You’re quoted in Science Daily saying ‘[T]en friends telling you to go see the new Star Wars movie is different from one friend telling you the same thing ten times.’ Is that a way of understanding simple versus complex contagions?

Yes. Exactly. So, in the social sciences when we think about contagion, and here we might be thinking about whether or not to adapt social distancing, the same thing goes: If you have 10 friends telling you to not go out on Friday night, that's more powerful than a single friend telling you the same thing 10 times. This idea of social reinforcement doesn't happen in diseases. To give you a gross example: Ten friends sneezing in your face one time each is not that different in terms of exposure to the virus than one friend sneezing 10 times in your face. The classic picture of all epidemiological models is that all that matters are the total exposures to a virus or the pathogens and that holds true for a lot of diseases. It turns out that complex contagion models work very well as a description in terms of interacting diseases.

[Using] the example of influenza and pneumonia, if you have both, the pneumonia makes you cough quite a bit and maybe that makes influenza even more transmissible. That means you're more likely to infect people if you have both than if you just had one of them. This interactions across pathogens looks a lot like a social contagion. We're at this turning point in mathematical modeling…where we're trying to go beyond one disease equals one pathogen and acknowledge the interaction across different pathogens. We're trying to get new tools to do it better, and I think borrowing from what the social sciences have been doing is going to be a key steppingstone.

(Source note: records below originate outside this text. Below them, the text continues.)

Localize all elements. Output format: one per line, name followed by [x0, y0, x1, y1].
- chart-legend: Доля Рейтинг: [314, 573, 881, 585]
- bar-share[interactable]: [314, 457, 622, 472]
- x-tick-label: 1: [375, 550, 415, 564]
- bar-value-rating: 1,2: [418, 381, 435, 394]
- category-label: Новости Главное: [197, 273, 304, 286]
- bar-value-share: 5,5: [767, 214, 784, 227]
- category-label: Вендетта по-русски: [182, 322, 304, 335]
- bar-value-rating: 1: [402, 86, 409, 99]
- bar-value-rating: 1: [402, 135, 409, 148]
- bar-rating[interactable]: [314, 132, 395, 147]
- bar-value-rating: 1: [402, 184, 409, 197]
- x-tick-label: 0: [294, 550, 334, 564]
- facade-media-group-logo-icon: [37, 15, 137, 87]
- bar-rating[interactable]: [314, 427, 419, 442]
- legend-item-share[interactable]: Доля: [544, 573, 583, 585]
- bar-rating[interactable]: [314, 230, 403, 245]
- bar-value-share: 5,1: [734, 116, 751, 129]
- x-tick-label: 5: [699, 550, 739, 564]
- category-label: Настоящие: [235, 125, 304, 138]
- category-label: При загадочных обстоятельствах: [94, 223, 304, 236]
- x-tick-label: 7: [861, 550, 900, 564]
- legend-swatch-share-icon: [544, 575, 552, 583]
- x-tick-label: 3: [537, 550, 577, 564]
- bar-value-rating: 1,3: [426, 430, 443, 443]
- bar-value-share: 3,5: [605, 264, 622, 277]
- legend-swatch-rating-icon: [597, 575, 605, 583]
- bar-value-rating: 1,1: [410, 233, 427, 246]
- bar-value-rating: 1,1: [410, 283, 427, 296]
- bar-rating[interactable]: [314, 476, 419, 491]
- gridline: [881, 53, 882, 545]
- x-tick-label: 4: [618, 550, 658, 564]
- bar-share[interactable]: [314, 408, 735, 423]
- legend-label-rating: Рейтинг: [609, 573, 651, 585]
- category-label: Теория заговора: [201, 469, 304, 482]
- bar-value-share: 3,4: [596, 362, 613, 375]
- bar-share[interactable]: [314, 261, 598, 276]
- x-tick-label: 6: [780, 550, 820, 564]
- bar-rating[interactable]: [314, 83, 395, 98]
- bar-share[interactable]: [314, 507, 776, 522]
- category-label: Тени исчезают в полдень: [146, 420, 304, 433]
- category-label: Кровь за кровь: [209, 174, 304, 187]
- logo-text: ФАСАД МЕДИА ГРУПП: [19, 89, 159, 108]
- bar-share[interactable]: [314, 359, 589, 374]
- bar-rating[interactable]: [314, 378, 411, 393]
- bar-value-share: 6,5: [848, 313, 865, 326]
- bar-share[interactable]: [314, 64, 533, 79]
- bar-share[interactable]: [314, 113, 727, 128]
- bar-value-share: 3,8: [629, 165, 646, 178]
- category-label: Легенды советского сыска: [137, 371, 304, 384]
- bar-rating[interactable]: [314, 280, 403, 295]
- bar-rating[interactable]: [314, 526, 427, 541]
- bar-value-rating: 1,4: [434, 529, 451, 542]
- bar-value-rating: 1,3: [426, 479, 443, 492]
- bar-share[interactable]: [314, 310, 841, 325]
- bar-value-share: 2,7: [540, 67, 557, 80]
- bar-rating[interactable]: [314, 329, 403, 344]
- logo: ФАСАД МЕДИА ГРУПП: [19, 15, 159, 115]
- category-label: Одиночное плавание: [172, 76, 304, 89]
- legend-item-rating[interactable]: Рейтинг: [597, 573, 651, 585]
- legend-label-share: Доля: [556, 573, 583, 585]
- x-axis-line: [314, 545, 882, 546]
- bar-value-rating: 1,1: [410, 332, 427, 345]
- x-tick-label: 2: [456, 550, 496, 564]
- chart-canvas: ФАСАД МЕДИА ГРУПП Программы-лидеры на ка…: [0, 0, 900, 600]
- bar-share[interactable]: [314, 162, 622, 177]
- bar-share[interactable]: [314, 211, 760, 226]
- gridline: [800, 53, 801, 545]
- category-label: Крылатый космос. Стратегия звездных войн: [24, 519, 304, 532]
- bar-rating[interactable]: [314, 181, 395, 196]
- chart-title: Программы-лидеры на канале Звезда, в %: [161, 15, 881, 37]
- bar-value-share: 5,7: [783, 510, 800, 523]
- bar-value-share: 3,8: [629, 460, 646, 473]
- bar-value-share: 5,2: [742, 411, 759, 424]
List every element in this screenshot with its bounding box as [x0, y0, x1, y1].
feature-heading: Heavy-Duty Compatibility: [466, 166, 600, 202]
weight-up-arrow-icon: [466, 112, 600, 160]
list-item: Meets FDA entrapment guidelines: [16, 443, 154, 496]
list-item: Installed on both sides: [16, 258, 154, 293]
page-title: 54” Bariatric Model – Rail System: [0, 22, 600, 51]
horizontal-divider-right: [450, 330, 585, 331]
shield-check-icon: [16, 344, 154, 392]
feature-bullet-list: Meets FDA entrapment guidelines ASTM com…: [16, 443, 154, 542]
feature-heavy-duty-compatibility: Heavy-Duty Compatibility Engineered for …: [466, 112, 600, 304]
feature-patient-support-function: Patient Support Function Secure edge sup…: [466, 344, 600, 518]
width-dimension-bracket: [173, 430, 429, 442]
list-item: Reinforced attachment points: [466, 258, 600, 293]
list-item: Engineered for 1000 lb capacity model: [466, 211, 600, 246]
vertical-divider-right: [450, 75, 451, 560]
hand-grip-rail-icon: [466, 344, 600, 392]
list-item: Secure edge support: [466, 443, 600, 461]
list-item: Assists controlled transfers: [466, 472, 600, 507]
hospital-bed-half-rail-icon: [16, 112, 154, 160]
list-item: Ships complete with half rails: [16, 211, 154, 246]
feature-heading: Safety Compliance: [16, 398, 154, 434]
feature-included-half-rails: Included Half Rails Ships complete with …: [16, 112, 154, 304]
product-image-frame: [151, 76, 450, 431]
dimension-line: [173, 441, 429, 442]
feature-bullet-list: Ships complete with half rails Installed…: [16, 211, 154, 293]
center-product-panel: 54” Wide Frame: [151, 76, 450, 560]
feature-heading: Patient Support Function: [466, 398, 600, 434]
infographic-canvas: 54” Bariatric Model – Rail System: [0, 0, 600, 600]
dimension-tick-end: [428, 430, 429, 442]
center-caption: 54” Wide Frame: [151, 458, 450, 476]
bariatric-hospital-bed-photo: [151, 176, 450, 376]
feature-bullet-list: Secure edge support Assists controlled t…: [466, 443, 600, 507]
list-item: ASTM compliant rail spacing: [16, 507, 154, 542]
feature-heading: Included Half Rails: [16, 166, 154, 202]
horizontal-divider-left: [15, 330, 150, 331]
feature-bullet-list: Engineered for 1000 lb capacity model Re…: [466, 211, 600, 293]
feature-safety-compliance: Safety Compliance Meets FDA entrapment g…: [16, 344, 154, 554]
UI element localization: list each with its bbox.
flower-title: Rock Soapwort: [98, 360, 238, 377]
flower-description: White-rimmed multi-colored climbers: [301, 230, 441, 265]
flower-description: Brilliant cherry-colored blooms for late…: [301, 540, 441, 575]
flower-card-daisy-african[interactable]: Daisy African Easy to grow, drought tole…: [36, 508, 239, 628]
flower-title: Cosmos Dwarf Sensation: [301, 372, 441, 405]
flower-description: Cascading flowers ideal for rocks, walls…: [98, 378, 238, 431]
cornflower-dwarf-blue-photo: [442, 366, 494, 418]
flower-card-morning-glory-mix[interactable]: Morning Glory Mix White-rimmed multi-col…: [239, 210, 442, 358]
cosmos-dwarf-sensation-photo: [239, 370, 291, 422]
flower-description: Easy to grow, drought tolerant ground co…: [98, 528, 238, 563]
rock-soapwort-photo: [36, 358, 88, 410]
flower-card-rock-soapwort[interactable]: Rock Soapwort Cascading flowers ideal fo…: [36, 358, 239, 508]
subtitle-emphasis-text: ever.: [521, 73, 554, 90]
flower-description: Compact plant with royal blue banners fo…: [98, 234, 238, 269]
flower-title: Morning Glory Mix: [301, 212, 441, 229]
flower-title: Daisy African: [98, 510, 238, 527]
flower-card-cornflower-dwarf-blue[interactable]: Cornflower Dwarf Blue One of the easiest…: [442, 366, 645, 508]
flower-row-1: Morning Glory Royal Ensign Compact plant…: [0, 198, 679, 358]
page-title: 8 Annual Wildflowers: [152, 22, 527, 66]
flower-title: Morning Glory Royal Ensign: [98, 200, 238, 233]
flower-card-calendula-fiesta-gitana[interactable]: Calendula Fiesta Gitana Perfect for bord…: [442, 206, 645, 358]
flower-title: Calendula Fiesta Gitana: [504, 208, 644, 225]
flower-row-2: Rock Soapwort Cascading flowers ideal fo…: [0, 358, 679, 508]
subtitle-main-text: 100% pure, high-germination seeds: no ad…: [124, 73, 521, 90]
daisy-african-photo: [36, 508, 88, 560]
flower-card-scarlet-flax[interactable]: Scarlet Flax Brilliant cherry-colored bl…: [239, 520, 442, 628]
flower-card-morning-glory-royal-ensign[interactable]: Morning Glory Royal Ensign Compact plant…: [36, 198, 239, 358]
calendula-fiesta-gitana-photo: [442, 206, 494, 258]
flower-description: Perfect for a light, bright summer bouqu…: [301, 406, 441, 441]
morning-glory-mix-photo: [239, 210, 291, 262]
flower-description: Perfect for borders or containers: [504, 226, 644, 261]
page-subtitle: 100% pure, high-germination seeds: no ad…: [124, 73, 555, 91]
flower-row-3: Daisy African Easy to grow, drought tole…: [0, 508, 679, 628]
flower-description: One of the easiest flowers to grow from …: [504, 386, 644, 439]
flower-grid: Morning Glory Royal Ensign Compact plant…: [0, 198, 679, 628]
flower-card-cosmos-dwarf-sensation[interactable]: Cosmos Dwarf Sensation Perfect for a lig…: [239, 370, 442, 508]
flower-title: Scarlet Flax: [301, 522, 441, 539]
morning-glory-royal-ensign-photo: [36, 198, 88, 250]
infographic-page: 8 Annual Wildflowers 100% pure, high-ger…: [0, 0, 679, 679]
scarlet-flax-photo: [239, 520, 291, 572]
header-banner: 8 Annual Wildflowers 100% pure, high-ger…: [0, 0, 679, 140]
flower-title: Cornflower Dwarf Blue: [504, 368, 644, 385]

Is COVID-19 complex or is it too soon to tell?

It's probably too soon to tell, but the classic exponential growth is holding true and holding true in a lot of different continents, states and regions. What's interesting to me is to see the different rate of exponential growth in different states, some of which are due to population densities, some of which are due to social behavior. Trying to understand what shapes the exponential rate is a complex question. I think a lot of it has to do with social messaging and has to do with us and not the pathogen itself, obviously.

Social media is a relatively new phenomena and contagious diseases are not. Does that make the research you’re doing only relevant in the here and now?

What we're talking about has been always true. Social messaging and the way people talk about outbreaks have always been important in shaping those outbreaks. The reason we're sort of at a turning point now is because social messaging reaches further than before and we hear about outbreaks way before they hit us, and we hear about them not only from official health agencies but from people all over the world. It's important now more than ever to account for social messaging around outbreaks, but for the first time we also have the data to help us do so.

What are the open questions you’re looking at now?

Right now, one key focus of my work and a lot of people at SFI is trying to figure out the next steps. The early work was focused on how likely is this to become a pandemic? And now for the last few weeks, it was more about messaging, making sure people were aware of the risk. The next step for questions is: When is it safe to come out? When is it safe to relax social distancing? That's a very hard question and that's the next big open problem. We need a lot of different perspectives to think about that well because there are still consequences for both health and economics, it's a tough problem but I'm confident that we'll do good work.